Why AI (and ChatGPT) Can’t Handle All Your Family Law and Estate-Planning Needs
You can ask ChatGPT to write your grocery list, your emails, even your wedding vows. So why not your divorce petition, parenting plan, or will? AI has quickly become a powerful everyday tool. It can analyze complex laws, draft documents, and even offer detailed explanations about court procedures.
But when it comes to family law and estate planning, experience still matters. AI can be surprisingly capable, but only when it’s guided by someone who knows what information actually matters and how to apply it in the real world. Without that foundation, the results can be incomplete, misleading, or even harmful.
AI Is a Tool That’s Only as Good as the User
It’s true that AI can give surprisingly good, even personalized, legal advice if the user provides the right information. The challenge is that most people don’t know which facts are relevant, what the court will consider important, or how the law operates in practice.
AI doesn’t know what to ask you. If key details are missing, such as whether a spouse recently received a year-end bonus, whether a parent plans to relocate, or whether a family business has fluctuating income, AI will fill in gaps with general assumptions. The result may sound correct but still miss critical nuances that affect your outcome.
That’s where experience makes the difference. A good attorney doesn’t just know the law, they know what questions to ask. They know which details change everything and which don’t. While AI can assist with analysis, it can’t decide what matters most without human direction.
Strategy Requires Real-Time Judgment and Human Communication
Legal issues don’t unfold in chat windows. They’re resolved in human conversations, hearings, and negotiations, where timing, tone, and judgment matter just as much as the law itself. You could, in theory, bring a laptop to mediation or court and ask ChatGPT how to respond to each proposal or question. But that would be impractical and counterproductive.

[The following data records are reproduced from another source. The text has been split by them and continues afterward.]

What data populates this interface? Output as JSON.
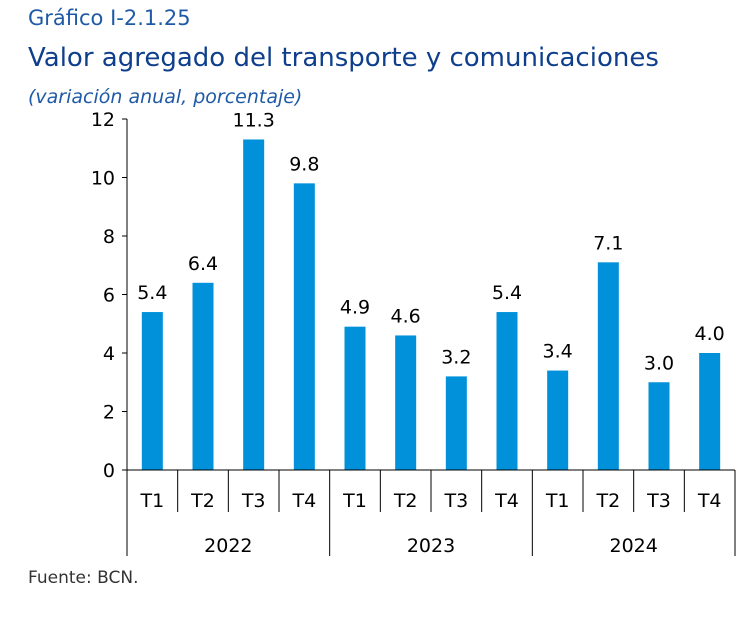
{
  "header": {
    "label": "Gráfico I-2.1.25",
    "title": "Valor agregado del transporte y comunicaciones",
    "subtitle": "(variación anual, porcentaje)"
  },
  "footer": {
    "source": "Fuente: BCN."
  },
  "colors": {
    "bar": "#0091da",
    "axis": "#000000"
  },
  "chart_data": {
    "type": "bar",
    "title": "Valor agregado del transporte y comunicaciones",
    "categories": [
      "T1",
      "T2",
      "T3",
      "T4",
      "T1",
      "T2",
      "T3",
      "T4",
      "T1",
      "T2",
      "T3",
      "T4"
    ],
    "groups": [
      {
        "label": "2022",
        "count": 4
      },
      {
        "label": "2023",
        "count": 4
      },
      {
        "label": "2024",
        "count": 4
      }
    ],
    "values": [
      5.4,
      6.4,
      11.3,
      9.8,
      4.9,
      4.6,
      3.2,
      5.4,
      3.4,
      7.1,
      3.0,
      4.0
    ],
    "value_labels": [
      "5.4",
      "6.4",
      "11.3",
      "9.8",
      "4.9",
      "4.6",
      "3.2",
      "5.4",
      "3.4",
      "7.1",
      "3.0",
      "4.0"
    ],
    "ylim": [
      0,
      12
    ],
    "yticks": [
      0,
      2,
      4,
      6,
      8,
      10,
      12
    ],
    "grid": false,
    "legend": "none"
  }
}
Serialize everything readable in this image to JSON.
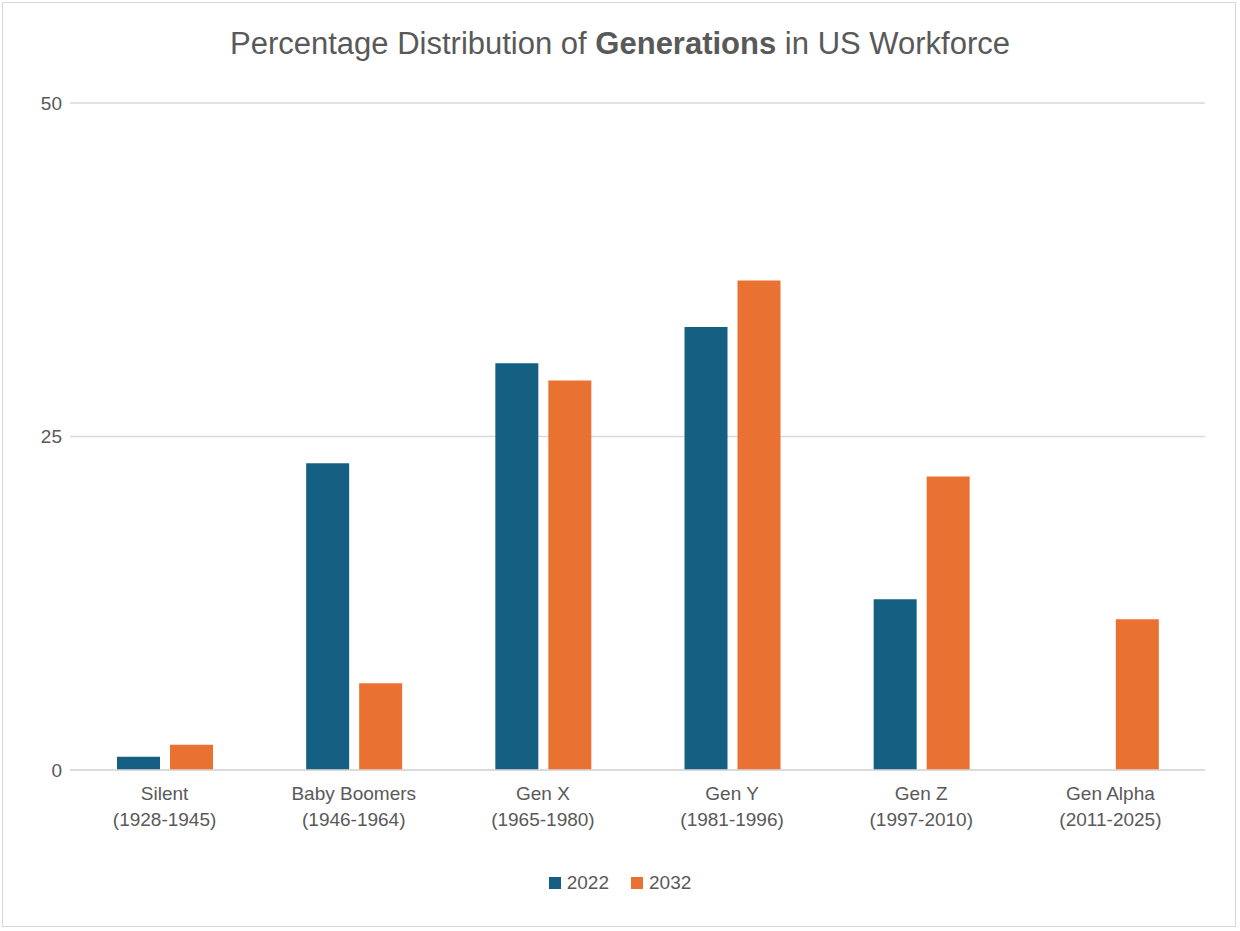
{
  "chart_data": {
    "type": "bar",
    "title": "Percentage Distribution of Generations in US Workforce",
    "categories": [
      "Silent (1928-1945)",
      "Baby Boomers (1946-1964)",
      "Gen X (1965-1980)",
      "Gen Y (1981-1996)",
      "Gen Z (1997-2010)",
      "Gen Alpha (2011-2025)"
    ],
    "series": [
      {
        "name": "2022",
        "color": "#156082",
        "values": [
          1.0,
          23.0,
          30.5,
          33.2,
          12.8,
          null
        ]
      },
      {
        "name": "2032",
        "color": "#e97132",
        "values": [
          1.9,
          6.5,
          29.2,
          36.7,
          22.0,
          11.3
        ]
      }
    ],
    "ylim": [
      0,
      50
    ],
    "yticks": [
      0,
      25,
      50
    ],
    "grid": true,
    "legend": "bottom"
  }
}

Advocacy is about connection, not scripted dialogue. You could ask AI how to sound more empathetic or sincere, and it might even give good advice, but it can’t help you deliver that empathy or sincerity in real time. A good attorney understands that words are only part of advocacy. Tone, pacing, and body language often matter more than the words themselves. That’s why even the most advanced AI can only prepare you for the conversation, it can’t have the conversation for you.
The Bigger Risk: Incomplete or Inaccurate Information
Here’s the bigger risk: if the preparation is built on incomplete or outdated law, the conversation can go sideways fast. Even the best AI systems can “hallucinate,” confidently citing laws or cases that don’t exist. They can also mix outdated statutes or local rules into answers without signaling that anything is wrong.
A good attorney knows when something doesn’t sound right, when to check the statute directly, and when to push back. A self-represented party may not. That’s the danger. When people trust AI’s output without verification, they risk making decisions based on half-truths or completely off-base information.
In family law and estate planning, that can have serious consequences, e.g., a flawed parenting plan, unenforceable agreement, or will that doesn’t comply with execution formalities.
Where AI Excels (and How We Use It)
Still, that doesn’t mean AI has no place in the practice of law. It can be incredibly useful when used collaboratively. It can help organize financial data, draft documents, summarize statutes, and even spot issues that deserve a closer look.
Like many firms, we use AI to help us work more efficiently. For example, we might use AI to check language consistency in a parenting plan, summarize disclosure documents, or generate checklists for an estate-planning file. But every decision, interpretation, recommendation, and strategic choice still comes from an attorney who knows you and your situation personally. Ultimately, we believe AI should empower your attorney, not be your attorney.
Final Thoughts
We embrace innovation, but we never lose sight of what makes the practice of law human: judgment, empathy, and advocacy. Whether you’re facing a divorce, custody dispute, or planning for your future, technology can support the process, but it can’t replace the skill and perspective that comes from experience. And that’s precisely what we deliver.